И без того запущенная дача зарастала с каждым днем, и я, попытавшись было отвоевать у травы хотя бы маленький клочок земли, вскоре махнула на это рукой: вся земля, давно не обрабатываемая, была пронизана корнями сорняков и трав, которые в тепле и сырости росли как на дрожжах. Да, честно говоря, больше всего мне хотелось отдохнуть от тех бесконечных забот, которые всегда окружали меня в зоопарке.
Зато для Руслана и Евы запущенный дачный участок был настоящим раем, где можно было валяться на мягкой траве, прятаться в густых зарослях малинника и вишни.
В отличие от щенка, который всегда на виду и надоедливо мельтешит под ногами, Ева любила затаиваться и прятаться, и, казалось, вовсе не нуждалась в том, чтобы я гуляла с ней или присматривала за ней. Наоборот, с каждым днем Ева становилась все независимее и самостоятельнее.
Как-то Руслан прибежал весь в слезах.
— Аника, Обезьянка пропала! Ее нигде нет, я везде искал…
С екнувшим сердцем я выбежала в сад. Искала Еву долго, под всеми кустами, на дороге, в соседних садах. Звала ее, но тщетно. Ева не отзывалась, хотя она уже прекрасно знала свое имя. Куда она могла убежать средь бела дня! Неужели в деревню?
Я сходила и в деревню, но никаких следов, ничего не нашла. Руслан плакал, и, кое-как успокоив его, я уложила его спать.

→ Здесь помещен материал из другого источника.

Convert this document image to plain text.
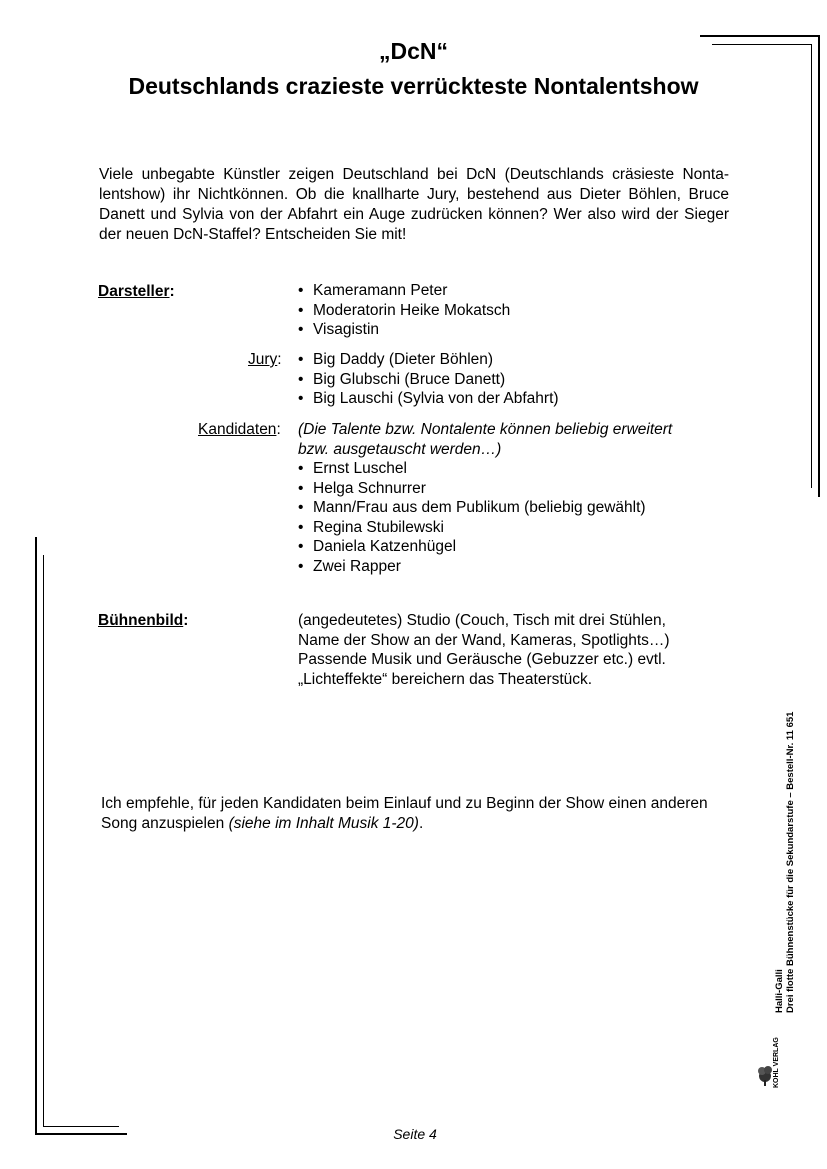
„DcN“
Deutschlands crazieste verrückteste Nontalentshow
Viele unbegabte Künstler zeigen Deutschland bei DcN (Deutschlands cräsieste Nonta-lentshow) ihr Nichtkönnen. Ob die knallharte Jury, bestehend aus Dieter Böhlen, Bruce Danett und Sylvia von der Abfahrt ein Auge zudrücken können? Wer also wird der Sieger der neuen DcN-Staffel? Entscheiden Sie mit!
Darsteller:	• Kameramann Peter
• Moderatorin Heike Mokatsch
• Visagistin
Jury:	• Big Daddy (Dieter Böhlen)
• Big Glubschi (Bruce Danett)
• Big Lauschi (Sylvia von der Abfahrt)
Kandidaten: (Die Talente bzw. Nontalente können beliebig erweitert bzw. ausgetauscht werden…)
• Ernst Luschel
• Helga Schnurrer
• Mann/Frau aus dem Publikum (beliebig gewählt)
• Regina Stubilewski
• Daniela Katzenhügel
• Zwei Rapper
Bühnenbild:	(angedeutetes) Studio (Couch, Tisch mit drei Stühlen,
Name der Show an der Wand, Kameras, Spotlights…)
Passende Musik und Geräusche (Gebuzzer etc.) evtl.
„Lichteffekte“ bereichern das Theaterstück.
Ich empfehle, für jeden Kandidaten beim Einlauf und zu Beginn der Show einen anderen Song anzuspielen (siehe im Inhalt Musik 1-20).
Halli-Galli Drei flotte Bühnenstücke für die Sekundarstufe – Bestell-Nr. 11 651
KOHL VERLAG
Seite 4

Я бесцельно сидела на крыльце, мне хотелось плакать. Я ругала себя за то, что так легкомысленно не следила за волчонком. Вдруг зашевелились кусты, и из-под соседнего дома вылезла, потягиваясь, Ева. Там, под домом, был лаз в подвал, темный и сырой, и вот его-то и присмотрела себе волчица в качестве логова. А теперь она проголодалась, и радостно побежала ко мне, жадно, игриво покусывая мои руки от голода и нетерпения.
Я не верила своим глазам, мне хотелось прыгать и кричать от радости.

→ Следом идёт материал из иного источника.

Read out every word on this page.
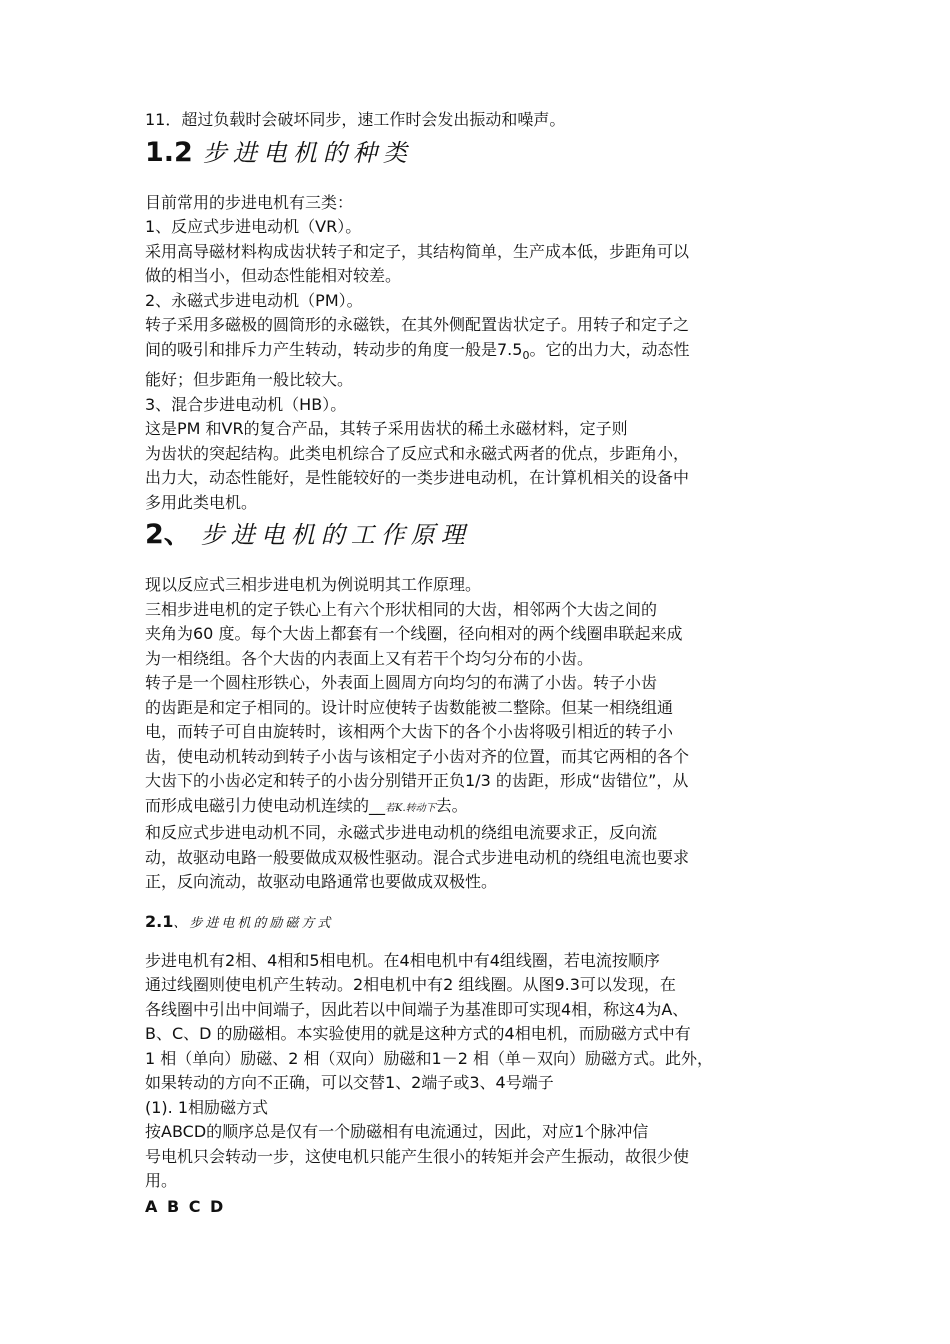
11．超过负载时会破坏同步，速工作时会发出振动和噪声。

1.2 步进电机的种类

目前常用的步进电机有三类：

1、反应式步进电动机（VR）。

采用高导磁材料构成齿状转子和定子，其结构简单，生产成本低，步距角可以

做的相当小，但动态性能相对较差。

2、永磁式步进电动机（PM）。

转子采用多磁极的圆筒形的永磁铁，在其外侧配置齿状定子。用转子和定子之

间的吸引和排斥力产生转动，转动步的角度一般是$7.5_0$。它的出力大，动态性

能好；但步距角一般比较大。

3、混合步进电动机（HB）。

这是PM 和VR的复合产品，其转子采用齿状的稀土永磁材料，定子则

为齿状的突起结构。此类电机综合了反应式和永磁式两者的优点，步距角小，

出力大，动态性能好，是性能较好的一类步进电动机，在计算机相关的设备中

多用此类电机。

2、 步进电机的工作原理

现以反应式三相步进电机为例说明其工作原理。

三相步进电机的定子铁心上有六个形状相同的大齿，相邻两个大齿之间的

夹角为60 度。每个大齿上都套有一个线圈，径向相对的两个线圈串联起来成

为一相绕组。各个大齿的内表面上又有若干个均匀分布的小齿。

转子是一个圆柱形铁心，外表面上圆周方向均匀的布满了小齿。转子小齿

的齿距是和定子相同的。设计时应使转子齿数能被二整除。但某一相绕组通

电，而转子可自由旋转时，该相两个大齿下的各个小齿将吸引相近的转子小

齿，使电动机转动到转子小齿与该相定子小齿对齐的位置，而其它两相的各个

大齿下的小齿必定和转子的小齿分别错开正负1/3 的齿距，形成“齿错位”，从

而形成电磁引力使电动机连续的__若K.转动下去。

和反应式步进电动机不同，永磁式步进电动机的绕组电流要求正，反向流

动，故驱动电路一般要做成双极性驱动。混合式步进电动机的绕组电流也要求

正，反向流动，故驱动电路通常也要做成双极性。

2.1、步进电机的励磁方式

步进电机有2相、4相和5相电机。在4相电机中有4组线圈，若电流按顺序

通过线圈则使电机产生转动。2相电机中有2 组线圈。从图9.3可以发现，在

各线圈中引出中间端子，因此若以中间端子为基准即可实现4相，称这4为A、

B、C、D 的励磁相。本实验使用的就是这种方式的4相电机，而励磁方式中有

1 相（单向）励磁、2 相（双向）励磁和1－2 相（单－双向）励磁方式。此外，

如果转动的方向不正确，可以交替1、2端子或3、4号端子

(1). 1相励磁方式

按ABCD的顺序总是仅有一个励磁相有电流通过，因此，对应1个脉冲信

号电机只会转动一步，这使电机只能产生很小的转矩并会产生振动，故很少使

用。

A B C D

— Ах ты, хулиганка! — я прижала к себе пушистое сильное тело волчонка, и Ева доверчиво, совсем как щенок, облизала мое лицо. Весь ее вид, казалось, говорил: " Ну и что такого, что я там спала? Ведь я никуда и не думала убегать.»
С этого дня я уже не беспокоилась, когда Ева пропадала. Ее всегда можно было найти в соседнем подвале.

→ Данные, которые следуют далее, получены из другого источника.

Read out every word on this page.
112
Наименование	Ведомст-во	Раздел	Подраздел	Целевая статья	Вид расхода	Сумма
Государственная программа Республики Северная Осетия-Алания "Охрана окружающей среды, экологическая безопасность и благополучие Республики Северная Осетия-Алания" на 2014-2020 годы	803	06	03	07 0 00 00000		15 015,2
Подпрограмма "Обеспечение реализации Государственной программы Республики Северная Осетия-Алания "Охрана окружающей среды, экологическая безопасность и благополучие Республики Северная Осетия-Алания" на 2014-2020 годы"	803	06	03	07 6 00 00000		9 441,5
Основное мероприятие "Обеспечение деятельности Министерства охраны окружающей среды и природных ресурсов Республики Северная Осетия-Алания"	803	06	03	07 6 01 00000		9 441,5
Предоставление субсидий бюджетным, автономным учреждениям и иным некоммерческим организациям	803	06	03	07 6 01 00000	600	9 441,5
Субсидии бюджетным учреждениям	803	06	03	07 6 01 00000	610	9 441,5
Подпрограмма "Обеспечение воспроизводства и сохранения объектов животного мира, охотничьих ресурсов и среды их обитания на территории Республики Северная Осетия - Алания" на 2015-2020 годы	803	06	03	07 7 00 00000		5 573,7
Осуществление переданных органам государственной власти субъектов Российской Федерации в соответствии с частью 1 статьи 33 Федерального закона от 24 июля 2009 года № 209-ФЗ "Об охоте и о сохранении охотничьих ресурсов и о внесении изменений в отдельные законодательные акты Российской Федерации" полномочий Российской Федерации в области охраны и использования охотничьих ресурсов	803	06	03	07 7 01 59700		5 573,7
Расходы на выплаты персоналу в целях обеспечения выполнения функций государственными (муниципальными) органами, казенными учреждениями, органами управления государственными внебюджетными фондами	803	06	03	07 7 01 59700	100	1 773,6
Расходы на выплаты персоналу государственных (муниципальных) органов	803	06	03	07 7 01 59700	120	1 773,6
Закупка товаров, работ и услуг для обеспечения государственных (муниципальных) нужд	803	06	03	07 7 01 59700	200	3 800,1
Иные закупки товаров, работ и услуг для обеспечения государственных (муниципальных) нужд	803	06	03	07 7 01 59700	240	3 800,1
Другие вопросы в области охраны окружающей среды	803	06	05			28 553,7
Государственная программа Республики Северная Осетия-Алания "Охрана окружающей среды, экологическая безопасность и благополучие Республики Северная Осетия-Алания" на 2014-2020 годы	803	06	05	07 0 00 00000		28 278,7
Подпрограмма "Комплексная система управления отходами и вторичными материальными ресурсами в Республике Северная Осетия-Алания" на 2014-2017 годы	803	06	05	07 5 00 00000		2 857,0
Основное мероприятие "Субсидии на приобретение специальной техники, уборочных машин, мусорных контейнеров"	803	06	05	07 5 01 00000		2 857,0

Через некоторое время я решила, что пора познакомить Еву с лесом. Лес находился совсем недалеко, но нужно было перейти железнодорожное полотно, чтобы попасть в него. Ева, конечно, не умела ходить на поводке, и я взяла ее на руки. Она стала очень тяжелой, и нести ее было неудобно — мешали длинные лапы.
Поезд налетел с грохотом и неожиданно.
Ева рванулась в моих руках с такой силой, что я чуть не упала. Грохочущий состав вселил в душу волчонка ужас. Ева забилась словно в конвульсиях, выпучив глаза и тонко вереща. Ни ласковые слова, ни уговоры — не вернули волчице спокойствия. Она дрожала всем тельцем, совершенно обезумев от инстинктивного страха перед железным чудищем. И это был страх дикого зверя перед человеком, перед всем, что связано с человеком, — я поняла это сразу. Поняла я и то, что как бы Ева ни любила меня и Руслана, — все остальные люди всегда останутся для Евы чужими. Ведь мы с Русланом — члены ее стаи. А весь мир людей с их машинами, городами, запахами и шумом — также враждебен и непонятен Еве, как и любому другому волку… И никогда, никогда не привыкнет Ева к шуму электрички, к автомобильным гудкам, к выхлопным газам, — любая собака, любой щенок перестают бояться машин практически сразу.